I accept that absolutely—if it means just that and that only. But I am not certain that that is precisely what is meant in relation to the right hon. Gentleman's argument.
I did not come to the Chamber purely to debate with the right hon. Gentleman, obviously, and I want to turn to other matters. I agree entirely with my right hon. Friend the Chancellor of the Exchequer that we are in the most serious economic crisis that this country has known since before the Second World War. We have, as it were, two crises in one. On the one hand, there is the world crisis, which affects us. On the other hand, we have the peculiar British crisis grafted on to the world crisis.

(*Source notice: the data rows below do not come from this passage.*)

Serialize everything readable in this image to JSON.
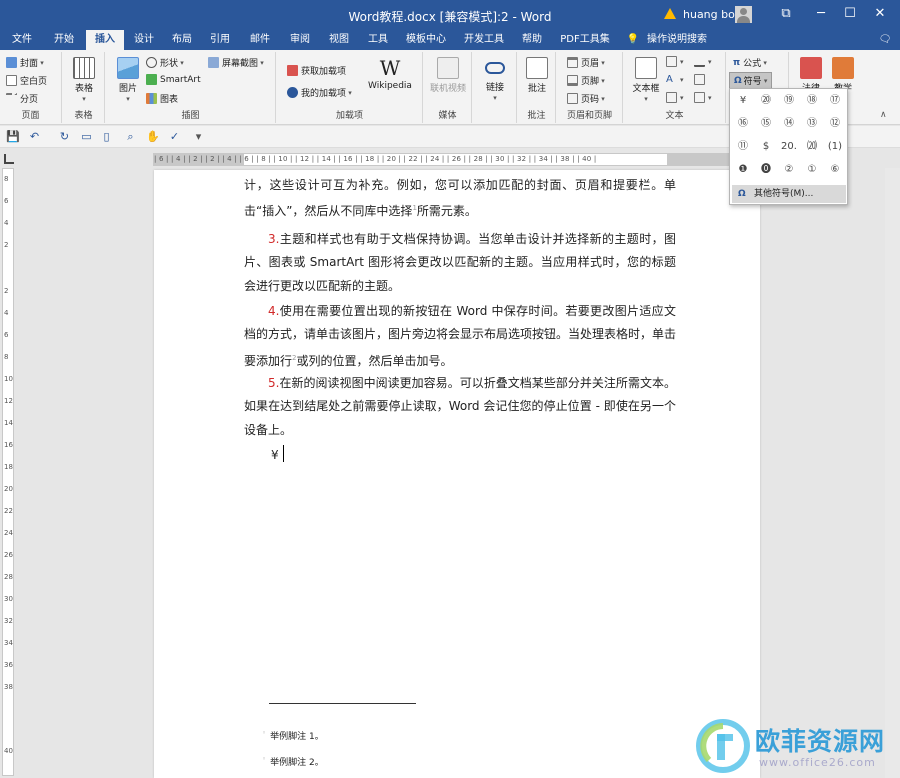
{
  "titlebar": {
    "title": "Word教程.docx [兼容模式]:2  -  Word",
    "user": "huang bo",
    "min": "─",
    "max": "☐",
    "close": "✕",
    "restore_glyph": "⧉"
  },
  "tabs": [
    "文件",
    "开始",
    "插入",
    "设计",
    "布局",
    "引用",
    "邮件",
    "审阅",
    "视图",
    "工具",
    "模板中心",
    "开发工具",
    "帮助",
    "PDF工具集",
    "操作说明搜索"
  ],
  "active_tab": "插入",
  "ribbon": {
    "pages_group": {
      "label": "页面",
      "items": [
        "封面",
        "空白页",
        "分页"
      ]
    },
    "tables_group": {
      "label": "表格",
      "button": "表格"
    },
    "illustrations_group": {
      "label": "插图",
      "picture": "图片",
      "shapes": "形状",
      "smartart": "SmartArt",
      "chart": "图表",
      "screenshot": "屏幕截图"
    },
    "addins_group": {
      "label": "加载项",
      "get_addins": "获取加载项",
      "my_addins": "我的加载项",
      "wikipedia": "Wikipedia"
    },
    "media_group": {
      "label": "媒体",
      "online_video": "联机视频"
    },
    "links_group": {
      "button": "链接"
    },
    "comments_group": {
      "label": "批注",
      "button": "批注"
    },
    "header_footer_group": {
      "label": "页眉和页脚",
      "header": "页眉",
      "footer": "页脚",
      "page_number": "页码"
    },
    "text_group": {
      "label": "文本",
      "textbox": "文本框"
    },
    "symbols_group": {
      "equation": "公式",
      "symbol": "符号"
    },
    "extra": {
      "law": "法律",
      "teach": "教学"
    }
  },
  "symbol_menu": {
    "rows": [
      [
        "¥",
        "⑳",
        "⑲",
        "⑱",
        "⑰"
      ],
      [
        "⑯",
        "⑮",
        "⑭",
        "⑬",
        "⑫"
      ],
      [
        "⑪",
        "$",
        "20.",
        "⒇",
        "(1)"
      ],
      [
        "❶",
        "⓿",
        "②",
        "①",
        "⑥"
      ]
    ],
    "more": "其他符号(M)..."
  },
  "document": {
    "para1": "计，这些设计可互为补充。例如，您可以添加匹配的封面、页眉和提要栏。单击“插入”，然后从不同库中选择",
    "para1_tail": "所需元素。",
    "para2_num": "3.",
    "para2": "主题和样式也有助于文档保持协调。当您单击设计并选择新的主题时，图片、图表或 SmartArt 图形将会更改以匹配新的主题。当应用样式时，您的标题会进行更改以匹配新的主题。",
    "para3_num": "4.",
    "para3": "使用在需要位置出现的新按钮在 Word 中保存时间。若要更改图片适应文档的方式，请单击该图片，图片旁边将会显示布局选项按钮。当处理表格时，单击要添加行",
    "para3_tail": "或列的位置，然后单击加号。",
    "para4_num": "5.",
    "para4": "在新的阅读视图中阅读更加容易。可以折叠文档某些部分并关注所需文本。如果在达到结尾处之前需要停止读取，Word 会记住您的停止位置 - 即使在另一个设备上。",
    "inserted_symbol": "¥",
    "fn_ref1": "1",
    "fn_ref2": "2",
    "footnote1": "举例脚注 1。",
    "footnote2": "举例脚注 2。"
  },
  "ruler": {
    "h_ticks": "| 6 |  | 4 |  | 2 |    | 2 |  | 4 |  | 6 |  | 8 |  | 10 |  | 12 |  | 14 |  | 16 |  | 18 |  | 20 |  | 22 |  | 24 |  | 26 |  | 28 |  | 30 |  | 32 |  | 34 |    | 38 |  | 40 |",
    "v_ticks": [
      "8",
      "6",
      "4",
      "2",
      "2",
      "4",
      "6",
      "8",
      "10",
      "12",
      "14",
      "16",
      "18",
      "20",
      "22",
      "24",
      "26",
      "28",
      "30",
      "32",
      "34",
      "36",
      "38",
      "40"
    ]
  },
  "watermark": {
    "text": "欧菲资源网",
    "url": "www.office26.com"
  },
  "colors": {
    "brand": "#2b579a",
    "red_number": "#d12a2a",
    "warn": "#ffb900"
  }
}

The British crisis is very much due to the fact that our capitalists, as capitalists, have actually failed. Whereas capitalists in other countries were not taking the maximum out in profit and were putting a great deal back into their companies and industries in the form of investment, machinery and growth in technology, our capitalists were taking a maximum out without putting very much back. [HON. MEMBERS: "Rubbish.") Hon. Members may say "Rubbish", but it is a fact that we are now taking out of Cammell Laird, for example, machinery that was installed in 1904. That is pretty outdated, and I should have thought that if we went to Japanese, American or continental shipyards we should find that they had got rid of that sort of machinery years ago. That is one of the reasons why we are in our present situation.